Me voilà pré­ve­nue.
Peu importe qu’elle soit accé­lé­rée, lente, pré­ma­tu­rée, super­fi­cielle, ses tour­ments sont sadi­que­ment variés et ses ravages, inexo­rables.
J’en doute ?
Le dic­tion­naire m’invite à passer des défi­ni­tions aux syno­nymes. Il est très en verve sur ce cha­pitre, le dic­tion­naire.
L’usure, me glisse-t-il, m’affaiblit, me fra­gi­lise, m’altère, me cor­rode, m’érode, me ronge, me dégrade, me flé­trit, me sape, m’épuise et m’exténue – et je m’étiole, m’alanguis, m’avachis, me flé­tris, dépé­ris ; c’est la dégrin­go­lade, la décré­pi­tude, la ruine. Autour de moi, on évoque ma las­si­tude ; cer­tains, hypo­cri­te­ment res­pec­tueux, mettent en avant mon ancien­neté ; d’autres, plus crus, parlent de vieillesse, puis de vétusté ; tous s’accordent sur ce fait : je suis deve­nue désuète, voire ana­chro­nique.

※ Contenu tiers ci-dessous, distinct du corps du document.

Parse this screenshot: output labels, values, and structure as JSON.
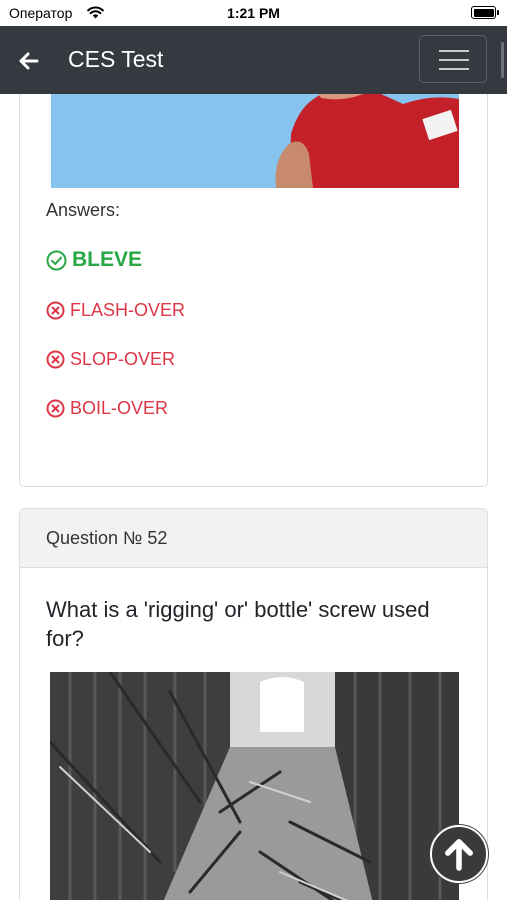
{
  "status_bar": {
    "carrier": "Оператор",
    "time": "1:21 PM"
  },
  "navbar": {
    "title": "CES Test"
  },
  "previous_question": {
    "answers_label": "Answers:",
    "answers": [
      {
        "text": "BLEVE",
        "correct": true
      },
      {
        "text": "FLASH-OVER",
        "correct": false
      },
      {
        "text": "SLOP-OVER",
        "correct": false
      },
      {
        "text": "BOIL-OVER",
        "correct": false
      }
    ]
  },
  "question": {
    "header": "Question № 52",
    "text": "What is a 'rigging' or' bottle' screw used for?"
  },
  "colors": {
    "navbar": "#343a40",
    "correct": "#28a745",
    "wrong": "#dc3545"
  }
}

Mon obso­les­cence est décré­tée dans la foulée, sanc­tion­née d’un ver­dict d’abandon à effet immé­diat, conclut le dic­tion­naire avec un brin d’emphase.
Sur quoi je hausse les épaules, le trai­tant de vieux bougon archaïque et sur­anné – tu accordes à cette dia­blesse bien trop d’importance, bien trop de lignes, c’est dou­teux – serais-tu com­plice ? – et de plus… de plus, per­mets-moi de te dire que tu n’es plus du tout à la page ; une petite mise à jour te ferait le plus grand bien, et je te pro­pose de m’y atte­ler illico, qu’en dis-tu ?, achevé-je avec aplomb.
Piqué au vif, mon docte com­pa­gnon se saisit des pre­miers mots à sa portée ; il me traite d’usurpatrice, et m’assure d’une voix sépul­crale et le doigt dressé que le moment venu ma déchéance sera totale – et ne reven­dique même pas l’usufruit d’un tiroir oublié au fin fond d’un manoir reculé, me lâche-t-il avant de se refer­mer d’un bruit sec.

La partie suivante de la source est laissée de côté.